One of my Facebook friends made a note on her page, asking where the time went. She is getting ready for her own son's graduation. We all know that "time flies".....but we don't really think about it until events happen to bring us back to that reality. Each day that passes gives us the impression that we are living, but are we really? We fill our days with activity and with the busyness of life, but are we "redeeming the time"?

What I really mean to say is am I redeeming the time? Am I using the time God has given me on this earth for it's best purpose? I was lamenting the fact that the last time I had truly written anything was May 11th. I write thoughts in a composition book, especially on Sundays, but it has been a long time since I had written anything in my blog. I never seem to have enough time. When I start to write, I sit with a plan in my head. Ultimately that plan or outline gets trashed and God leads me down a different path of thought. So, for me, it takes time. Time enough for God to change my mind from my thoughts to His. That is why it is so hard for me to write, because I know that I cannot just sit for a few minutes and get it done quick.
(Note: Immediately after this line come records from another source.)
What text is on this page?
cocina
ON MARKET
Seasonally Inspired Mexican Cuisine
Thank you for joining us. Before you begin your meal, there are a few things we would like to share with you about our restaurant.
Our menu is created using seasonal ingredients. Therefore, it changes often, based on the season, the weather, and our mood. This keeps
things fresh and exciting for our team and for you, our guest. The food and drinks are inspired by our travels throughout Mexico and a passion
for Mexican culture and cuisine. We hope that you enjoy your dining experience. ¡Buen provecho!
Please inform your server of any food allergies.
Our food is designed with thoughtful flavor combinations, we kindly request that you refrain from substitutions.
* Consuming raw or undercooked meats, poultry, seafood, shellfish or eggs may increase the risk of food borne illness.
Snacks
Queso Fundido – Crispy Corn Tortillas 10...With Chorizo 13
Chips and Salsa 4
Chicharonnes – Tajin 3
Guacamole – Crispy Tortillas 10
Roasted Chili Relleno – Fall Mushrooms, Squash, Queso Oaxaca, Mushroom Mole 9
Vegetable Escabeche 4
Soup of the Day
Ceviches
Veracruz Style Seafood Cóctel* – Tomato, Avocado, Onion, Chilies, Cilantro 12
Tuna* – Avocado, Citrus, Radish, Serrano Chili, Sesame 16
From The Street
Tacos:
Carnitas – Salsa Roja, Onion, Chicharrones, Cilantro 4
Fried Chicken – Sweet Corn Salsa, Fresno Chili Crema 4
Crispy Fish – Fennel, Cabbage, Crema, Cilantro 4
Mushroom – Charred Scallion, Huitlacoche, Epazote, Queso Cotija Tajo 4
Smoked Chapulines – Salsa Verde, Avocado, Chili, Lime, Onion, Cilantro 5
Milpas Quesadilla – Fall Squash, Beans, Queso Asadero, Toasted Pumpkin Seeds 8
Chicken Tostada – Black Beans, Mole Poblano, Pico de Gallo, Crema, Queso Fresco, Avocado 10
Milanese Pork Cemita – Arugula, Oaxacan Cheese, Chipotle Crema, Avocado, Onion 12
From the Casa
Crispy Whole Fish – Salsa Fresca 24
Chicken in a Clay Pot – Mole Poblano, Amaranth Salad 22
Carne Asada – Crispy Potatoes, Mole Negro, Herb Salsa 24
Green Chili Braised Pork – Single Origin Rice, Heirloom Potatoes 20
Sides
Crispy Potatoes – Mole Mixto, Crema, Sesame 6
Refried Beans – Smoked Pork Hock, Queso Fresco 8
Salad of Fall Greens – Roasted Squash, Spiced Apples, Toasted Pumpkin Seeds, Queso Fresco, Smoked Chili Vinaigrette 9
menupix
I then thought about the 6 hours I worked on Saturday, trying to play catch up with work. Or even the 20 minutes I wasted this morning, clicking on some link on my facebook page. Right now, I would love to have that 20 minutes back. I don't have it though, and because I wasted that 20 minutes I now have to go. I think the point is here though. We are all rich, in time. No matter how long we are here on earth, that bit of time is a precious commodity. Spend it wisely.

1 comment:

Keri Wyatt Kent said...

Nice post. One of the things I'm trying to do this summer is to be fully present in every moment--whether I'm working, driving the kids around, whatever. I'm trying to keep things as simple as possible.